Nell'Estate 2006 il Game Boy Advance ha vissuto le sue ultime settimane di gloria, chiudendo quasi del tutto un ciclo di enormi successi e soddisfazioni. Proprio in quel periodo, in Giappone, Nintendo ha voluto rendere omaggio al suo mitico 32bit portatile e, prima di pubblicare Rhythm Tengoku (ultimo gioco della Grande N ad aver visto la luce su GBA), ha dato spazio ad una collana di giochi dal sapore squisitamente retrò, un bel salto nelle origini del videogioco. La bit Generations, in precedenza conosciuta col codename Digitylish, è una serie che annovera sette titoli, venduti ad un prezzo stracciato (2000 yen, ossia meno di 15 euro), dalla realizzazione tecnica essenziale e pulita, ma non per questo banale, anzi, dando grossa rilevanza allo stile e al design. Si tratta di concept tanto immediati e semplici quanto coinvolgenti, con una filosofia che ricorda i classici scacciapensieri. E, infatti, giocare un qualunque esponente della bit Generations trasmette una bella sensazione di relax e calma, nonostante il livello di sfida si faccia pian piano incandescente. La famiglia è composta, in ordine di apparizione sul mercato, da Dotstream, Boundish, Dialhex, Coloris, Orbital, Digidrive e Soundvoyager. Una release occidentale era stata inizialmente preventivata da parte di Nintendo, che registrò il marchio Digilux presso gli enti di rating americani ed europei, ma purtroppo l'intenzione non è stata successivamente assecondata dai fatti. La bit Generations ha conquistato, per forza di cose, lo status di reperto import.

Dialhex è un puzzle game parzialmente derivato dal Tetris, differendo dal capolavoro russo soprattutto per il sistema di controllo e per l'eliminazione dei 'blocchi'. Lo schema di gioco prende la forma di una griglia esagonale suddivisa in numerosissime piccole celle triangolari, nella quale dall'alto cadranno una alla volta delle gocce di vari colori, anch'esse triangolari; con sei di queste bisognerà comporre degli esagoni della stessa tinta. L'interazione avviene tramite un cursore esagonale in grado di spostarsi sull'intera superficie giocabile e 'bloccare' fino a sei gocce ruotandole a sinistra e a destra fino ad ottenere la combinazione desiderata. Occore grande velocità e un colpo d'occhio fulmineo nel valutare rapidamente i pezzi da spostare, specie quando lo stage comincia a riempirsi e il pericolo di perdere per intasamento si fa più concreto. E' anche vero che il bello arriva proprio quando si accumula un numero nutrito di triangolini. Il trucchetto sta tutto nel costruire esagoni nella parte bassa, cosa che alimenta la caduta delle gocce poste in alto. Se si ha un briciolo di fortuna, ciò comporterà l'eliminazione a catena di qualche altro esagono.

Tre sono le modalità presenti: 'solo', nel quale si dovranno eliminare sei esagoni per ognuno dei colori che mano a mano si aggiungeranno a partita in corso; 'endless' è il tradizionale game senza fine nel quale si punta ad eliminare il maggior numero di esagoni fino a quando non si perde; il 'multiplayer' supporta il cavo link e il wireless adapter del GBA, ma purtroppo obbliga i due giocatori a possedere la propria copia del gioco.

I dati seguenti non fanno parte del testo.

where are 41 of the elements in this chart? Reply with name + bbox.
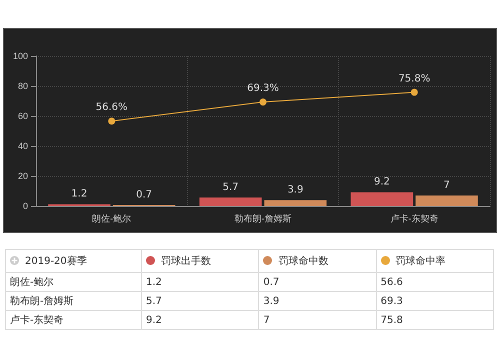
data-label: 1.2 [142,272,259,292]
data-label: 3.9 [287,184,304,196]
x-tick-label: 卢卡-东契奇 [390,214,438,224]
data-label: 9.2 [142,310,259,330]
y-tick-label: 100 [12,51,28,61]
y-tick-label: 0 [22,201,28,211]
category-label: 卢卡-东契奇 [6,310,142,330]
point [410,88,418,96]
data-label: 0.7 [136,189,152,200]
point [108,118,116,125]
data-label: 7 [444,180,450,191]
y-tick-label: 20 [18,171,28,181]
data-label: 75.8% [398,73,430,84]
data-label: 0.7 [258,272,376,292]
category-label: 勒布朗-詹姆斯 [6,292,142,310]
bar [199,197,262,206]
data-label: 5.7 [222,182,239,193]
data-label: 3.9 [258,292,376,310]
y-tick-label: 60 [18,111,28,121]
data-label: 56.6 [376,272,494,292]
bar [416,196,478,206]
data-label: 75.8 [376,310,494,330]
data-label: 1.2 [71,188,88,200]
category-label: 朗佐-鲍尔 [6,272,142,292]
data-label: 9.2 [374,176,390,188]
point [260,98,266,106]
bar [350,192,414,206]
data-label: 5.7 [142,292,259,310]
legend-label: 罚球命中率 [376,250,494,272]
data-label: 56.6% [96,102,128,114]
y-tick-label: 40 [18,141,28,151]
x-tick-label: 勒布朗-詹姆斯 [234,214,292,224]
legend-label: 罚球出手数 [142,250,259,272]
legend-title: 2019-20赛季 [6,250,142,272]
data-label: 69.3% [247,83,279,94]
x-tick-label: 朗佐-鲍尔 [92,214,132,224]
y-tick-label: 80 [18,81,28,91]
data-label: 7 [258,310,376,330]
bar [264,200,327,206]
legend-label: 罚球命中数 [258,250,376,272]
data-label: 69.3 [376,292,494,310]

Dialhex è il classico esempio di puzzle game dalle meccaniche chiare e dirette che fanno sempre la differenza, anche in un contesto così leggero e sobrio come nel caso specifico della bit Generations. La filosofia essenziale e squisitamente minimalista di questa serie non fa altro che mettere in risalto il brillante gameplay del titolo Nintendo. Puro intrattenimento.